L’esprit de Mai 68 a accéléré une nouvelle dynamique dans tout le secteur : la politique de la démocratisation culturelle apparaît insuffisante. Marcel Hicter défend l’idée de développer la démocratie culturelle que J.-P. Nossent caractérise comme la :
"Création et (le) développement de la culture [des individus et des groupes sociaux] en mouvement."

Il ne s’agit pas seulement de favoriser l’égalité des chances de consommer de la culture ou d'accéder aux œuvres que de favoriser les possibilités de chacun et de tous à participer à la création et au développement de la culture en mouvement.

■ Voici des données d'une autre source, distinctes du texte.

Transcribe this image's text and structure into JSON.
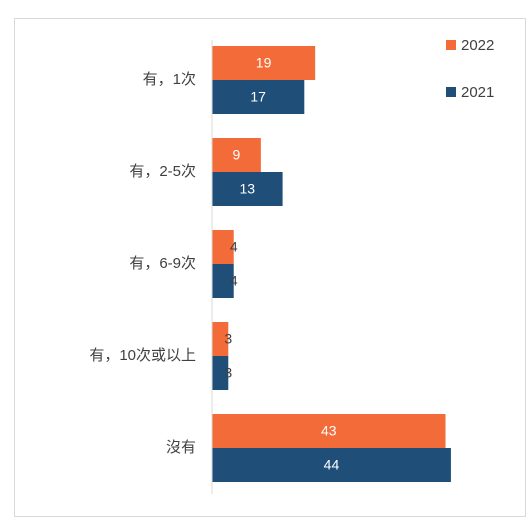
{
  "chart_data": {
    "type": "hbar",
    "categories": [
      "有，1次",
      "有，2-5次",
      "有，6-9次",
      "有，10次或以上",
      "沒有"
    ],
    "series": [
      {
        "name": "2022",
        "color": "#f26b38",
        "values": [
          19,
          9,
          4,
          3,
          43
        ]
      },
      {
        "name": "2021",
        "color": "#1f4e79",
        "values": [
          17,
          13,
          4,
          3,
          44
        ]
      }
    ],
    "xlim": [
      0,
      50
    ],
    "legend": "top-right"
  }
}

Dans la dynamique de démocratie culturelle, l'idée d'émancipation s'oppose à l'idée d'intégration : la finalité n’est pas de s’acculturer au modèle dominant, mais plutôt d'être producteur de culture évolutive ou tout au moins de participer à la culture en mouvement.

Cependant, le débat reste ouvert sur la question des finalités politiques de la démocratie culturelle : vise-t-elle à revendiquer une place pour les groupes minorisés dans la société ou à construire une contre société alternative ?

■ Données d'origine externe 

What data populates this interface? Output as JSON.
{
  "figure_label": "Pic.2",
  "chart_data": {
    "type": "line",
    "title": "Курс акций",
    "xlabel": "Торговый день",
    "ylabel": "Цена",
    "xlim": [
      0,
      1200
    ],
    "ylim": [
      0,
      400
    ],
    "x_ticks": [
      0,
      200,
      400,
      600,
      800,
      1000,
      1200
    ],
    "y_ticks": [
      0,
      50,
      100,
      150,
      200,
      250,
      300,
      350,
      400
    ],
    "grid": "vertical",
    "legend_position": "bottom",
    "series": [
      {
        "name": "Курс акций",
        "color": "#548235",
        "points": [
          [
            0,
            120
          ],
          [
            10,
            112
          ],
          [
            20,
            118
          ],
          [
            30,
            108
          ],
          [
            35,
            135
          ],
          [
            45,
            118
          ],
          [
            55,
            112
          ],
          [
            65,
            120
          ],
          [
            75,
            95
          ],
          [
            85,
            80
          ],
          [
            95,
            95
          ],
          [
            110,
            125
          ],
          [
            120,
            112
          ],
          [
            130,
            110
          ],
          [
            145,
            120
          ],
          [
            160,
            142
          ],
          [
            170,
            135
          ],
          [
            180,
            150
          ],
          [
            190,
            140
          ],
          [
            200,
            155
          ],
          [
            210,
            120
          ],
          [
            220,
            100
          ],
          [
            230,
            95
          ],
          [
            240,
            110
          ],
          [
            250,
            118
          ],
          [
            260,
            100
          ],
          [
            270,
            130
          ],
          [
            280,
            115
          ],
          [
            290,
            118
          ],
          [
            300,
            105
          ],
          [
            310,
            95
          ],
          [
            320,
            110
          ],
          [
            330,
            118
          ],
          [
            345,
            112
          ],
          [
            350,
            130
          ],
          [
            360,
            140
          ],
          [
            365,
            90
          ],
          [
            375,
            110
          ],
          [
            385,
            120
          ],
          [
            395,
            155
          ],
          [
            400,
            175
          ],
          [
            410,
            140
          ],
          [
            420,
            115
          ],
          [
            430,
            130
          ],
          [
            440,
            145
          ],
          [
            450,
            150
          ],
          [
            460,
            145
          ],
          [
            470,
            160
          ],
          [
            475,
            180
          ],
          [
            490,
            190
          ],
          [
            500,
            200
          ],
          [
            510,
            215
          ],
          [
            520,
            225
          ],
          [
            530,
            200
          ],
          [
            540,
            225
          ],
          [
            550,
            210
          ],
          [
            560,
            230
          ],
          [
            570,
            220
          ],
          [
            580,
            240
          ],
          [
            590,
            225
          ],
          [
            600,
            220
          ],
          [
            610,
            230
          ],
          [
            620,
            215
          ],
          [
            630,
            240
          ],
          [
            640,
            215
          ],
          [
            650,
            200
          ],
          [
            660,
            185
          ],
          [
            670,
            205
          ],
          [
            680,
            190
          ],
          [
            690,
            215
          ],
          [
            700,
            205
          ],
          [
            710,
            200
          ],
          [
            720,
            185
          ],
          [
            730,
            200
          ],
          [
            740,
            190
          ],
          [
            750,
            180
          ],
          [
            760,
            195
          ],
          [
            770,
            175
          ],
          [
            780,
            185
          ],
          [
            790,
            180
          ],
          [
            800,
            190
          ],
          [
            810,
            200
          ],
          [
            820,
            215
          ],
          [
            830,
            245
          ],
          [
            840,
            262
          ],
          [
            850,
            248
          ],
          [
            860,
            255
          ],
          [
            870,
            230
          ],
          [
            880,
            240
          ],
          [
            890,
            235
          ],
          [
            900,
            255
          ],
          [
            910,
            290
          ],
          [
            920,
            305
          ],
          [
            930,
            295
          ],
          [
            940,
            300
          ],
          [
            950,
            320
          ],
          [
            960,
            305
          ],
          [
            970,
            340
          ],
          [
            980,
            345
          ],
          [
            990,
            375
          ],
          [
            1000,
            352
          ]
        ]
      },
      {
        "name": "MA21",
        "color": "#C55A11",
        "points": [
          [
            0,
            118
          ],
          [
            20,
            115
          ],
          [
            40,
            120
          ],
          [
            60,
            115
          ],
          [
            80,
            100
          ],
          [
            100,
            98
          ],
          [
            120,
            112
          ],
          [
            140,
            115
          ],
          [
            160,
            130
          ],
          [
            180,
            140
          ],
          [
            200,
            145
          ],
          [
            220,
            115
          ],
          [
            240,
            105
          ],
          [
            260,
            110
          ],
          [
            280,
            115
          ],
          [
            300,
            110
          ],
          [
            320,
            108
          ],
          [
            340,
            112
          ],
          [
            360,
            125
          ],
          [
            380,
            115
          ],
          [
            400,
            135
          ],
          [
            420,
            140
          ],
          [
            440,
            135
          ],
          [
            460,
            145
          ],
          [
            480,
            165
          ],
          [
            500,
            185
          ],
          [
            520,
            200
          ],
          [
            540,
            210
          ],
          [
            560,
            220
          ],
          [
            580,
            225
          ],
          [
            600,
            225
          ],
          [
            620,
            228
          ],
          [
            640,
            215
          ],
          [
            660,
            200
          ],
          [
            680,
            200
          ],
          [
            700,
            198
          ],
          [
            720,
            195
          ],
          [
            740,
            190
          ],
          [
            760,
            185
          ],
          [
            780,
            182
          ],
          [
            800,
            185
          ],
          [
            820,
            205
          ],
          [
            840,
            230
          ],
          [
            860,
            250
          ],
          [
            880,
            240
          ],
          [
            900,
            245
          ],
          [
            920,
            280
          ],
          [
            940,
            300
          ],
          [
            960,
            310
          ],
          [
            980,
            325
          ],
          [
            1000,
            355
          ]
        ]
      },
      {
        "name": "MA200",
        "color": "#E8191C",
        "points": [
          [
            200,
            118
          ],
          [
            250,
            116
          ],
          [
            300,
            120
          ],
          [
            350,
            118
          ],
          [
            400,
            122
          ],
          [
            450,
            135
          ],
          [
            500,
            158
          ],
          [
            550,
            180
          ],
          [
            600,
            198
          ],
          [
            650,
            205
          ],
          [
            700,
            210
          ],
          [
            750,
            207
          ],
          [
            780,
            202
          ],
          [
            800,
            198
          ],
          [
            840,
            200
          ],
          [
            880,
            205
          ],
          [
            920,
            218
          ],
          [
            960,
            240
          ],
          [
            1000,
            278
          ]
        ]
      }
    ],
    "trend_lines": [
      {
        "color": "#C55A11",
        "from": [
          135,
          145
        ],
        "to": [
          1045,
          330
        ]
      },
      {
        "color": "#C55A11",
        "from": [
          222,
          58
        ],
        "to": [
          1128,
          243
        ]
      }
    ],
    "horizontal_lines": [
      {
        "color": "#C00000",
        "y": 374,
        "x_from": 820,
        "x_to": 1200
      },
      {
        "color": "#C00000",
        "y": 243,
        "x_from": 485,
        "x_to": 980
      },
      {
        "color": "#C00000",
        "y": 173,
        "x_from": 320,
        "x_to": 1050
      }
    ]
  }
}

C’est notamment ce denier choix que vont développer, en renouant d’une certaine manière avec les premières réalisations autonomes du mouvement ouvrier, un certain nombre d’acteurs "émergents".

L’exercice de la citoyenneté est compris selon certains comme des cours de civisme, pour d’autres comme une alphabétisation politique, pour d’autres encore comme la construction de mouvements sociaux.

Aucune de ces approches n’est exclue des pratiques souhaitées par les politiques d’éducation permanente au terme du décret de 2003 :
"L’analyse critique de la société, la stimulation d’initiatives démocratiques et collectives, le développement de la citoyenneté active et l’exercice des droits sociaux, culturels, environnementaux et économiques dans une perspective d’émancipation individuelle et collective en privilégiant la participation active des publics visés et l’expression culturelle."

Ce décret a donc la particularité d’inscrire le soutien aux associations dans une démarche politique, sans pour cela organiser l’inféodation des pratiques.

L’engagement de subsidiation structurelle (reconnaissance pour 5 ans reconductible pour les associations reconnues) et l’influence de l’avis d’un Conseil supérieur, composé de manière pluraliste des seules associations, est une exception européenne qui assure une autonomie importante à l’éducation populaire.

Sa principale ambiguïté reste cependant de circonscrire le champ de l’éducation permanente : c’est un secteur de la Fédération Wallonie-Bruxelles (même si, heureusement la volonté d’éducation permanente est aussi à l’œuvre dans les bibliothèques, les maisons de jeunes et les centres culturels) alors que l’éducation populaire se veut transversale à tous les champs (social, école, justice, santé, environnement, économie, politique…) et transcende les frontières institutionnelles.

C’est une telle éducation populaire permanente qui pourrait être étendue et soutenue aux Régions wallonne et bruxelloise, tout en se revendiquant aussi de cette dynamique au niveau européen.